# FR: nous avons chaud(s)



## Pretty Pony

Which is correct:
Nous avons chaud. Allons à la plage!
Nous avons chauds. Allons à la plage!

Thank you.

*Moderator note: *multiple threads merged to create this one


----------



## yannalan

The first one is good.


----------



## Maître Capello

Note that in your example, _chaud_ is not an adjective; it is an adverb. It is therefore invariable.


----------



## Pretty Pony

Thank you! Therefore, I can assume that all adverbial phrases using avoir are invariable and don't show agreement.


----------



## Tazzler

Maître Capello said:


> Note that in your example, _chaud_ is not an adjective; it is an adverb. It is therefore invariable.



Wouldn't you rather say it is a noum? From an English perspective (uh-oh) "have heat" makes more sense than "have hotly".


----------



## Maître Capello

You may say it is a noun just like in _avoir faim/soif_ but you can as well consider it an adverb as in _manger/servir/faire chaud_. (You don't "have/eat/serve heat," and "make heat" would be different as it would mean _faire/produire de la chaleur_, not _avoir chaud_.)

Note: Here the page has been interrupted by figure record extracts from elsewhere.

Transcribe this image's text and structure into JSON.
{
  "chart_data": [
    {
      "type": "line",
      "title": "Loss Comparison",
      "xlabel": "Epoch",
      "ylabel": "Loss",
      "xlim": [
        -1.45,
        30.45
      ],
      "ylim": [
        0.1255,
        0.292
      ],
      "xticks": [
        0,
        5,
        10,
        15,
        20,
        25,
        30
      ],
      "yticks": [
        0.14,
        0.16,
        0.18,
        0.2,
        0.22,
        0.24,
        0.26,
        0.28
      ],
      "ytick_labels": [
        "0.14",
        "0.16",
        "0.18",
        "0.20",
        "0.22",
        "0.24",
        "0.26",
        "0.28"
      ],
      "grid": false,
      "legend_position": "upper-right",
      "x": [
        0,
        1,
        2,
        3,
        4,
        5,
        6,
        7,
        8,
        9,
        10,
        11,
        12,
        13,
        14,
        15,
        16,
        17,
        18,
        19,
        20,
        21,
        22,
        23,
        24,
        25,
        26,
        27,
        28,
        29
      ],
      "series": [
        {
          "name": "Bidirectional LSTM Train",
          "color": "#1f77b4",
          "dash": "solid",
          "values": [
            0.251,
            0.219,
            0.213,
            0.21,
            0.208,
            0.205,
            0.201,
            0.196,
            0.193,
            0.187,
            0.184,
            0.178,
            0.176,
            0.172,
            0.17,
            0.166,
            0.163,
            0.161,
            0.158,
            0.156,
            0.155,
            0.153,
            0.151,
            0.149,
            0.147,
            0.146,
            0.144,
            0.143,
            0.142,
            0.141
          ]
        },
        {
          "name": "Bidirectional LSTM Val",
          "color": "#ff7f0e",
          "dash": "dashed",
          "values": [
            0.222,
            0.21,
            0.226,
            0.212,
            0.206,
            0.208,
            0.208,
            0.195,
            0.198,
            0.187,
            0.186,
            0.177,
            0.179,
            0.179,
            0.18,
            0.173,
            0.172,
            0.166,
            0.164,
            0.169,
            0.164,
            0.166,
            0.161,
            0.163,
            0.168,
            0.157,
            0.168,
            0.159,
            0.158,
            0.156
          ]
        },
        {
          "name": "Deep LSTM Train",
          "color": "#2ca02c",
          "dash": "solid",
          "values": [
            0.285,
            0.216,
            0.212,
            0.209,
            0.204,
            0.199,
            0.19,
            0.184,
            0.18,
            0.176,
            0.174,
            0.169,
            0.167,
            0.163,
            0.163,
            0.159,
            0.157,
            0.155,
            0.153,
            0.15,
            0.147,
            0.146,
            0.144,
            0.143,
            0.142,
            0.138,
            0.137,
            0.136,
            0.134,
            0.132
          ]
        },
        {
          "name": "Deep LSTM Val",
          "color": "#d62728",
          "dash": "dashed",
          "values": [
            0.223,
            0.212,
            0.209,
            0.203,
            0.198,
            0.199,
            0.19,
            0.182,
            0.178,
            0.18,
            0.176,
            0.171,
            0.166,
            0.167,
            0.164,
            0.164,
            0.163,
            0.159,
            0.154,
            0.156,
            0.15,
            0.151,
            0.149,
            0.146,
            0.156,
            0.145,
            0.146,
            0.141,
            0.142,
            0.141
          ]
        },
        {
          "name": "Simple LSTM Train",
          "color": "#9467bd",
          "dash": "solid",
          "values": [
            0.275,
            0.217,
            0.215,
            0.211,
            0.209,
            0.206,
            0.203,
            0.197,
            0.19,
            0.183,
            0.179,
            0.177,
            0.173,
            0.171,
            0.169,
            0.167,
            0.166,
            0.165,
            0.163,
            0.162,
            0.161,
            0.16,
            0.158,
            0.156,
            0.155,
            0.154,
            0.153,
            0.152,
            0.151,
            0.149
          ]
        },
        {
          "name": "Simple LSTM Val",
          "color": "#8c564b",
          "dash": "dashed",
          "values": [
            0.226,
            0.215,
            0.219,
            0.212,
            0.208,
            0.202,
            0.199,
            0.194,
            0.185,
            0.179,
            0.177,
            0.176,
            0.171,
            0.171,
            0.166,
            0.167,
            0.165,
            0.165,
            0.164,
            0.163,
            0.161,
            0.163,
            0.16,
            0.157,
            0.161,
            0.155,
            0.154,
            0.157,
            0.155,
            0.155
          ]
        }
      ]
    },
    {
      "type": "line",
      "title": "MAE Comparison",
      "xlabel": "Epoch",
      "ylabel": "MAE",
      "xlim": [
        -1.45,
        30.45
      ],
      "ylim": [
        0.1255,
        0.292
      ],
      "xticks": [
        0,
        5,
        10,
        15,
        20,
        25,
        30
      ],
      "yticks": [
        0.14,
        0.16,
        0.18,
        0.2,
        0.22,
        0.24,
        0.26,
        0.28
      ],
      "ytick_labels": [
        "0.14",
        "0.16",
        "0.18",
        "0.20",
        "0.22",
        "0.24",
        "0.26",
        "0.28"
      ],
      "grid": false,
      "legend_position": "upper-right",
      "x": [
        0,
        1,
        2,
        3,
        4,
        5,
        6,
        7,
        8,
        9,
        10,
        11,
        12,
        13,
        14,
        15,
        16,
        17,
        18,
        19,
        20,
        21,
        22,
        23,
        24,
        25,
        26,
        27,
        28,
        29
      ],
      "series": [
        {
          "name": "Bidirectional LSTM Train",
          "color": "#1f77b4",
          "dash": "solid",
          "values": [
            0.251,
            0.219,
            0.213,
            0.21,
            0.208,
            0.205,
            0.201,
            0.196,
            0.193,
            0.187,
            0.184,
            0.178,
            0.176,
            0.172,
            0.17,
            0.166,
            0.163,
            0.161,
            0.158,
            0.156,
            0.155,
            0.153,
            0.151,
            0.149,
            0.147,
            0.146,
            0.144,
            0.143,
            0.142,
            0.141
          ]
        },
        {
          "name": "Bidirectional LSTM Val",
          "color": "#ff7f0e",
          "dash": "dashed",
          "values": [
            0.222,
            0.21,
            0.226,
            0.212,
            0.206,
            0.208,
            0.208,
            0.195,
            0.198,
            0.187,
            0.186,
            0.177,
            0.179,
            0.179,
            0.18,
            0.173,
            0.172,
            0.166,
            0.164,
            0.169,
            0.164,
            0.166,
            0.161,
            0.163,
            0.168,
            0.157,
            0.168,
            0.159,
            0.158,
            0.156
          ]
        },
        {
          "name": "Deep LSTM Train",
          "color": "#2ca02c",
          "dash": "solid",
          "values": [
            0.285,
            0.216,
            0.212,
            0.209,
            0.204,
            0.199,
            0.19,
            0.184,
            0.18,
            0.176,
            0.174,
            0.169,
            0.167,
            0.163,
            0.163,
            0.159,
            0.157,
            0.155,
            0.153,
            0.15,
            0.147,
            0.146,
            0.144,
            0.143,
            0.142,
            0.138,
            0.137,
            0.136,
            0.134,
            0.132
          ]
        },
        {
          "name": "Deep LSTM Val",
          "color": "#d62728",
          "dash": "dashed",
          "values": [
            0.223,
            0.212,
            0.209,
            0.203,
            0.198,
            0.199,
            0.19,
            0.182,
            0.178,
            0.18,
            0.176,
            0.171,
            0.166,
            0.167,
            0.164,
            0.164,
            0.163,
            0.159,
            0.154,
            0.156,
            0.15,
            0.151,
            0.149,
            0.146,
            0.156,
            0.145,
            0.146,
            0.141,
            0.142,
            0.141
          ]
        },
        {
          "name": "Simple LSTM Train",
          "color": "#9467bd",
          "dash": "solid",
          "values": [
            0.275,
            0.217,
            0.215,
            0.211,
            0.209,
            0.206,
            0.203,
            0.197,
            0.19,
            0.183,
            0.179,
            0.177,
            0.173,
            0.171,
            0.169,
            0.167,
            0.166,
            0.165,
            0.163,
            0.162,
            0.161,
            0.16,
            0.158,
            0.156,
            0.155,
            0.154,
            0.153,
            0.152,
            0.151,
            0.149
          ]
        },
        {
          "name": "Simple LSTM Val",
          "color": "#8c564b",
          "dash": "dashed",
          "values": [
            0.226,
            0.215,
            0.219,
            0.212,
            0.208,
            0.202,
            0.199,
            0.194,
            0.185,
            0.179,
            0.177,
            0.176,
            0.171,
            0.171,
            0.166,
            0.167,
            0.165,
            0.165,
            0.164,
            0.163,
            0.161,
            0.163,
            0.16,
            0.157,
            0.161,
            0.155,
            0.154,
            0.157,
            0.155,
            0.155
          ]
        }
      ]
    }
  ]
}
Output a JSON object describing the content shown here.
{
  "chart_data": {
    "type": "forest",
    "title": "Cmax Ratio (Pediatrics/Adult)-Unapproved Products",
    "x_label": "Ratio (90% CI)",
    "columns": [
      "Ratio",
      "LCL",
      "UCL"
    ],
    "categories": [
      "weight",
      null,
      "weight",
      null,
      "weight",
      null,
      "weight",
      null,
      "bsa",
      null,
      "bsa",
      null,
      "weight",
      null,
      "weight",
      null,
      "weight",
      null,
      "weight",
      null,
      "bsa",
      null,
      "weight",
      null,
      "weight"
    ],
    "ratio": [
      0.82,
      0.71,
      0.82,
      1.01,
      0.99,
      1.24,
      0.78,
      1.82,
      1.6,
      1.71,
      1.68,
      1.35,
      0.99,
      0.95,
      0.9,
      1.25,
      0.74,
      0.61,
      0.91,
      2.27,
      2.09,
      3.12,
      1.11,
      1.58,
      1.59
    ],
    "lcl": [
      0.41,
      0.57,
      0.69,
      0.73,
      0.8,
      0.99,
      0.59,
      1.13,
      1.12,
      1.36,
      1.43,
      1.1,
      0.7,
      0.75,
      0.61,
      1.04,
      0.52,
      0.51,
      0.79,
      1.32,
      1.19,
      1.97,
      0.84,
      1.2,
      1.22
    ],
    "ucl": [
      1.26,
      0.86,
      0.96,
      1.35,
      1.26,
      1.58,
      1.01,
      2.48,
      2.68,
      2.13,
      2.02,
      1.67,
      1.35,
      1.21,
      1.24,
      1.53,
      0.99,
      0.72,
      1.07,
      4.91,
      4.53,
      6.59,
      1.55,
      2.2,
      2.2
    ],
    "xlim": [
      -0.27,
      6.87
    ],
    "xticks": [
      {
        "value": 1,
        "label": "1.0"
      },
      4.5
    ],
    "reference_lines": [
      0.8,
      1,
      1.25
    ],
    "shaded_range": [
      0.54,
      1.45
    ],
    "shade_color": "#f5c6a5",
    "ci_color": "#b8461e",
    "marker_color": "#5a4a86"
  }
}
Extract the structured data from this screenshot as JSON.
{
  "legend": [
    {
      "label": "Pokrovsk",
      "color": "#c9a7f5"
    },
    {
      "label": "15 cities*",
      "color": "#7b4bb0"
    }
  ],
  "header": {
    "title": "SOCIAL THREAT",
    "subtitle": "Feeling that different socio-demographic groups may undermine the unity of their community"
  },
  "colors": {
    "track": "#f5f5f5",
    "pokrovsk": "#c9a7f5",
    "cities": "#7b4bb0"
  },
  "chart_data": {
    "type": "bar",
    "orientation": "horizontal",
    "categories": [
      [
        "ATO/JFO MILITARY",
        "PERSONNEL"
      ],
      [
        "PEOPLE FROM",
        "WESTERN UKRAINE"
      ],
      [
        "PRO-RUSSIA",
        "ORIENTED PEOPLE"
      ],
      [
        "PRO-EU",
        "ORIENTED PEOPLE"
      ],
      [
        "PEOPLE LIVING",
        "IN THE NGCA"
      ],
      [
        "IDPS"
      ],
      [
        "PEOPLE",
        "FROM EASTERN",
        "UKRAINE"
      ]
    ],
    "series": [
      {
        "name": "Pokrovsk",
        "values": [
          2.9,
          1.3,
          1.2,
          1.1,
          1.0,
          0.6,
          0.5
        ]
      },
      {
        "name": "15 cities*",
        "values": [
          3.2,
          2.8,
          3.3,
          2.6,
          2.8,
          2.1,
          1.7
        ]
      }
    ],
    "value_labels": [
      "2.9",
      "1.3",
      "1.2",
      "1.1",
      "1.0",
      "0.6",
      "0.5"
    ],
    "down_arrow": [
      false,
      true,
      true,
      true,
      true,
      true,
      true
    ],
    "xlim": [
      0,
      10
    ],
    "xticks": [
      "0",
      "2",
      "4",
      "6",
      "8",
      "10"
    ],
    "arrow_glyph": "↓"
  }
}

By the way, the noun _chaud_ does not translate as "heat" (= _chaleur_) but rather as "warmth" or "mild/high temperature."


----------



## Tazzler

What's to prevent it from having as many possible usages as possible? I took my cue from a French dictionary anyway. Heat, warmth, whatever the differences are, it was for illustration purposes.


----------



## bibibiben

Interestingly, Larousse says that _chaud_ in _avoir chaud_ is an adverb: http://www.larousse.fr/dictionnaires/francais/chaud/14943.


----------



## france88

Hi there

I have to explain to someone why the noun chaud/froid (e.g. 'elle a chaud', elle a soif etc) does not agree with the subject pronoun. I was wondering why this is the case? is it because it is a noun that it does not agree with the subject?

Merci beaucoup!


----------



## OLN

Hi and welcome, france88

_avoir_ means _have_, so there is no reason why _chaud_, which is a direct object and not an adjective, should agree. 

ils ont froid, peur, chaud, faim, soif, raison, tort, etc.


----------



## Gotsch

Consider it as if you were saying "She's got a phone" = "Elle a un téléphone"
Phone is used with "have", which means *it's not the verb* "to phone" *but the noun* "a phone".
_Elle a chaud_ is not considered as a physical state, but as something she's got.* Remember "chaud" is not an adjective since it's used with the verb avoir *


----------



## Wildcat1

OLN said:


> _... chaud_, which is a direct object and not an adjective





Gotsch said:


> _Elle a chaud_ is not considered as a physical state, but as something she's got.* Remember "chaud" is not an adjective since it's used with the verb avoir *


Correct, but in matters of language use this sort of logic goes only so far.  After all, we say "Elle a très chaud" (like "Elle *est *très *belle*"), not "Elle a beaucoup de chaud" (like "Elle *a* beaucoup d'*argent*").


----------



## france88

Hey there

But if it was a noun, cant nouns agree with their subject? (elle est une fille- fille is feminine). I am a little confused with the outpour of responses, is 'chaud' a noun or adverb?

Merci Beaucoup


----------



## CapnPrep

france88 said:


> But if it was a noun, cant nouns agree with their subject? (elle est une fille- fille is feminine).


They _can_, sometimes, when the verb is _être_ (or _devenir_, or something like that), but not with _avoir_, as OLN explained above in #10. You don't expect there to be agreement in _Elle a un fils_, right?


----------